When white people talk about our history, we like to put a discontinuous rupture in the space-time continuum at somewhere around 1970. White people were completely crazy and racist before that, but then magically everything was completely transformed and our state of affairs now is utterly disconnected with our past. Here’s the thing: white people in the past, even white people who used the “n” word, were not completely crazy, diabolical people.
They had a skewed lens for viewing the world that caused them to do things that were harmful, but many had genuinely good intentions (though it’s also true that many exploited the power dynamics deviously to their own advantage like anybody does when they have power). But for many of them, the racist things they did were their way of taking responsibility for “less civilized” people and “helping” them develop.

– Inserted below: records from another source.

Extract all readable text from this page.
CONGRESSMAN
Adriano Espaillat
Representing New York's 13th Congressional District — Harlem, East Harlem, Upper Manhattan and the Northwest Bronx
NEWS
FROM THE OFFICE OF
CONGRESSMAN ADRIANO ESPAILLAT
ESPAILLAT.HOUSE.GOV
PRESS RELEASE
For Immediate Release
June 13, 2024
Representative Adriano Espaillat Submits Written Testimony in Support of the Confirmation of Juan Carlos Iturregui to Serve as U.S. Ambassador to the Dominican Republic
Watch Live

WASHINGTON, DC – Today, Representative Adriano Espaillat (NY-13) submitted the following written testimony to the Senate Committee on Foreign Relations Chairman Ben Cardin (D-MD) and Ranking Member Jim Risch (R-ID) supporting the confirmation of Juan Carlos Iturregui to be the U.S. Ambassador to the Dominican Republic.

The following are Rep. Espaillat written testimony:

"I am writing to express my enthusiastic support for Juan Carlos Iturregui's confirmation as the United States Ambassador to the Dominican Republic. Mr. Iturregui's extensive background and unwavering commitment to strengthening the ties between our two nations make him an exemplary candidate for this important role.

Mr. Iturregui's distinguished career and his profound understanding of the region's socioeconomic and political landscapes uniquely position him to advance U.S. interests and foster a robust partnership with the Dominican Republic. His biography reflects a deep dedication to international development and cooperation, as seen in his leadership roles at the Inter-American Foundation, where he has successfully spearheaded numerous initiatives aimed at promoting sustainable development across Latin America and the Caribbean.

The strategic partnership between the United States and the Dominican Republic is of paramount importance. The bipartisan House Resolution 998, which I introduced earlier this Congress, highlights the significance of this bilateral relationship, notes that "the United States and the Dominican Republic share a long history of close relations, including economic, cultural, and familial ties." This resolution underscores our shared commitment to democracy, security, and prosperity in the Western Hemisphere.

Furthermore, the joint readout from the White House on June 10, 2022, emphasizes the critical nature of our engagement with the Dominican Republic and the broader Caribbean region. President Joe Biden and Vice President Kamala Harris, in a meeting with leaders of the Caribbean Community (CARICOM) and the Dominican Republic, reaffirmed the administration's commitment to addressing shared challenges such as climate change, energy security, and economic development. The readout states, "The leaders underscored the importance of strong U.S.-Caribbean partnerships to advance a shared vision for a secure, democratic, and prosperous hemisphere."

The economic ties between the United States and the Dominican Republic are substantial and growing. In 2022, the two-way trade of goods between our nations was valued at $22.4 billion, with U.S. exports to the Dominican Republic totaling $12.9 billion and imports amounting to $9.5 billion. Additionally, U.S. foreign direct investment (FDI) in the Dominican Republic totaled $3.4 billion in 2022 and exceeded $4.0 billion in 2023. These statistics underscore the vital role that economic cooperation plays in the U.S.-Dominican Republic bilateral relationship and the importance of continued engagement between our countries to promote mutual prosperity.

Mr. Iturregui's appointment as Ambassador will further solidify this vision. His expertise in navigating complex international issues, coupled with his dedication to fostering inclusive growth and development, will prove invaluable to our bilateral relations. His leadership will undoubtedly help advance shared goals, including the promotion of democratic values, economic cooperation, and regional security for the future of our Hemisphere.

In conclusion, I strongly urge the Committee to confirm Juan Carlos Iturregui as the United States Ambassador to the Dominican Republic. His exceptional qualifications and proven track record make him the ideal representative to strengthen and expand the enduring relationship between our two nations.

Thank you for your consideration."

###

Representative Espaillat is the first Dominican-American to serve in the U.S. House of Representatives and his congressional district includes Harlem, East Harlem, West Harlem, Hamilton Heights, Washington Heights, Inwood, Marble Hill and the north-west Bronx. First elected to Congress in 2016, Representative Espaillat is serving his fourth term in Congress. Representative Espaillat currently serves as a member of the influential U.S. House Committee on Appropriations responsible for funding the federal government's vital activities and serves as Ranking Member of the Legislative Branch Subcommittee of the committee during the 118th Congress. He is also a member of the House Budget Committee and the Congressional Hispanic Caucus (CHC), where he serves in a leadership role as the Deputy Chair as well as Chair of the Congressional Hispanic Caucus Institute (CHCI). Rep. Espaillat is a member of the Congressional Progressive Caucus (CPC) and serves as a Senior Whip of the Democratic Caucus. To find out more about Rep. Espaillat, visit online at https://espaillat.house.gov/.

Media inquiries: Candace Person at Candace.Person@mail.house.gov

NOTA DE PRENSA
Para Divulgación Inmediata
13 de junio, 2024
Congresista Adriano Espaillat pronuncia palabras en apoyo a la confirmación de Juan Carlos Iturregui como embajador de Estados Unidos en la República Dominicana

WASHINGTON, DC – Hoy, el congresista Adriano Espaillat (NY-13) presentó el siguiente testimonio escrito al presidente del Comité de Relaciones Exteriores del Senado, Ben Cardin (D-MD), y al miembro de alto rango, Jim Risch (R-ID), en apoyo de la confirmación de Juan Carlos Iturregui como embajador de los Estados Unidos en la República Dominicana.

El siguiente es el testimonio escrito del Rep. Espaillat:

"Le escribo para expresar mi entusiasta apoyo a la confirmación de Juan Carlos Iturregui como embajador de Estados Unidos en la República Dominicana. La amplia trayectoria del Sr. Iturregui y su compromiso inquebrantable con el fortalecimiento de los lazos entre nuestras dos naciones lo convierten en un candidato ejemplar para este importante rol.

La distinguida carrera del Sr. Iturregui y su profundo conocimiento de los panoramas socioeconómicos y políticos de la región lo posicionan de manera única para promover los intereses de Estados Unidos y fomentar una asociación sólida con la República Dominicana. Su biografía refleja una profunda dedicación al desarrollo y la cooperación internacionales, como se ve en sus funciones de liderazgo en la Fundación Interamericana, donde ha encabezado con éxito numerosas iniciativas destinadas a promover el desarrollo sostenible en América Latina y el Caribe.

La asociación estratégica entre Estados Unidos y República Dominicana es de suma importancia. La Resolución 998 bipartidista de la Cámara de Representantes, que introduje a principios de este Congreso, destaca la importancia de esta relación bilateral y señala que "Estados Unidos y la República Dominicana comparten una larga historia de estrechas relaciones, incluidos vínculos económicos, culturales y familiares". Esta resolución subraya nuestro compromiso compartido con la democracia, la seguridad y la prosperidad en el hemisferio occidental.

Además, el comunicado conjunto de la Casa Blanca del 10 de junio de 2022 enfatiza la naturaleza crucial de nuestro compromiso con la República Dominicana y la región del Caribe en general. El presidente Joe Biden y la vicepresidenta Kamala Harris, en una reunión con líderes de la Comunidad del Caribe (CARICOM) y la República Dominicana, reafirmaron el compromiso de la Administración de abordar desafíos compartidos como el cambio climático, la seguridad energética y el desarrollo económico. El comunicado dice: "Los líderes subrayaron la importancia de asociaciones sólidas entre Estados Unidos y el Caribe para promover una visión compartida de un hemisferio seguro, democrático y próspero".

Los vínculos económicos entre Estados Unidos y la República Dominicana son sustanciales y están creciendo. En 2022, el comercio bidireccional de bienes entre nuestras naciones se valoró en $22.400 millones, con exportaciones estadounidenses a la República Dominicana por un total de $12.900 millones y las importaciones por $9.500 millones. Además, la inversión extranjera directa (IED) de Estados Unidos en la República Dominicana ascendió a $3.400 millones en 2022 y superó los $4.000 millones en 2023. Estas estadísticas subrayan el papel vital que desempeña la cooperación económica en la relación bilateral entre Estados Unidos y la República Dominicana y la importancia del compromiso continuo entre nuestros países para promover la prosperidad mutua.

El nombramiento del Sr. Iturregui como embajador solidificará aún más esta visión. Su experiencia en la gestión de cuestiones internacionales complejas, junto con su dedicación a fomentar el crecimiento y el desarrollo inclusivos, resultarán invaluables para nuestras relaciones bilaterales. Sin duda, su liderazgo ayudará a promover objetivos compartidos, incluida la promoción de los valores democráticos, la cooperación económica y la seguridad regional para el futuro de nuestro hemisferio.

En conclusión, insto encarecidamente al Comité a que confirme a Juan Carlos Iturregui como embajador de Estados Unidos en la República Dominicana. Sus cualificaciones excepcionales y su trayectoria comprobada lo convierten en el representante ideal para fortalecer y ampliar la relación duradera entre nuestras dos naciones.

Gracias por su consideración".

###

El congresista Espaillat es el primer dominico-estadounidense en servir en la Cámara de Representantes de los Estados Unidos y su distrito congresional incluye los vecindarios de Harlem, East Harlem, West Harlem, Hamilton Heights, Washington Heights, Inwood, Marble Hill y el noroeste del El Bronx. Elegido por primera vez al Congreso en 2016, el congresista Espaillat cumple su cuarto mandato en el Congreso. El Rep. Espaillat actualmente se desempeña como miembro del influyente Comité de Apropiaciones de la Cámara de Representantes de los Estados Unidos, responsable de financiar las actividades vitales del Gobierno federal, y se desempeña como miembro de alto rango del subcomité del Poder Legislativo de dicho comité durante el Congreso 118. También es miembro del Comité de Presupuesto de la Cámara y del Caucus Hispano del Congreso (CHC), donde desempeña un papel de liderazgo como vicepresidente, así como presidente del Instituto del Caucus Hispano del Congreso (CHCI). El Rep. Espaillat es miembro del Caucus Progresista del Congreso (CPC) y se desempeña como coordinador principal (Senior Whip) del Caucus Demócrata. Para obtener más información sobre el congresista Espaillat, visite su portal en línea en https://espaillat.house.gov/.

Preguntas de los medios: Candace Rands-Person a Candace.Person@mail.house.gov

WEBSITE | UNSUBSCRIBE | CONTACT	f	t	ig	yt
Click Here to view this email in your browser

In the early 1500’s, Europeans began to have sustained contact with races other than the Muslims whom they had been fighting in the Holy Land for centuries. In the Americas, European explorers came upon indigenous tribes that engaged in practices that were legitimately disturbing like child sacrifice and cannibalism. I wrote one of my seminary term papers on a big debate in the Spanish court that took place between Juan Gines de Sepulveda and Bartolome de las Casas over whether it was the duty of the Spaniards to civilize the cannibalistic indigenous tribes of America by putting them to work (as slaves). These were serious debates in which at least some of the European leaders were genuinely trying to follow Christian values.
The justifications for imperial conquest have always been at least somewhat compelling. It’s very easy to demonize our ancestors, but If I were alive in the 1800’s and my frontier town in Nebraska had been raided by frightening people wearing war paint and headdresses, I would probably be cheering on General Custer as he rode off to fight them. I don’t think I would have had the perspective to consider whether it was okay to take native Americans’ land from them.
All this is just to say that the wars our ancestors contemplated fighting probably looked every bit as compelling to them as invading Syria today to stop chemical weapon attacks. So what if the best thing we could possibly do about Syria is actually nothing? The mistake of the white man’s burden is to assume that just because you know about a problem in the world, it’s your job to be the savior who fixes it.
I can’t say anything that would do justice to how awful it is that those Syrians were nerve gassed. But that still doesn’t mean that the U.S. is obligated to save the Syrians from their government. Perhaps the Middle East is currently going through a season analogous to the 16th and 17th century religious wars in Europe. That’s not to say they’re centuries “behind” the Europeans; our histories are apples and oranges.
But it may be that less harm will happen if the people in places like Syria and Egypt are allowed to duke it out without outside interference until soldiers and rebels and civilians alike get completely fatigued of the madness and bloodshed, and an entirely different ethos emerges. I understand that this sounds calloused, but I really don’t think there’s a good track record for American interventionism actually improving things. What really changes when the U.S. invades? Afghanistan certainly hasn’t changed very much at all. Has Iraq? Or what if we go back to Somalia? Ultimately it just isn’t our job to save the world. If we could divest ourselves of the white man’s burden, the world would be a better place for us and for everybody else too.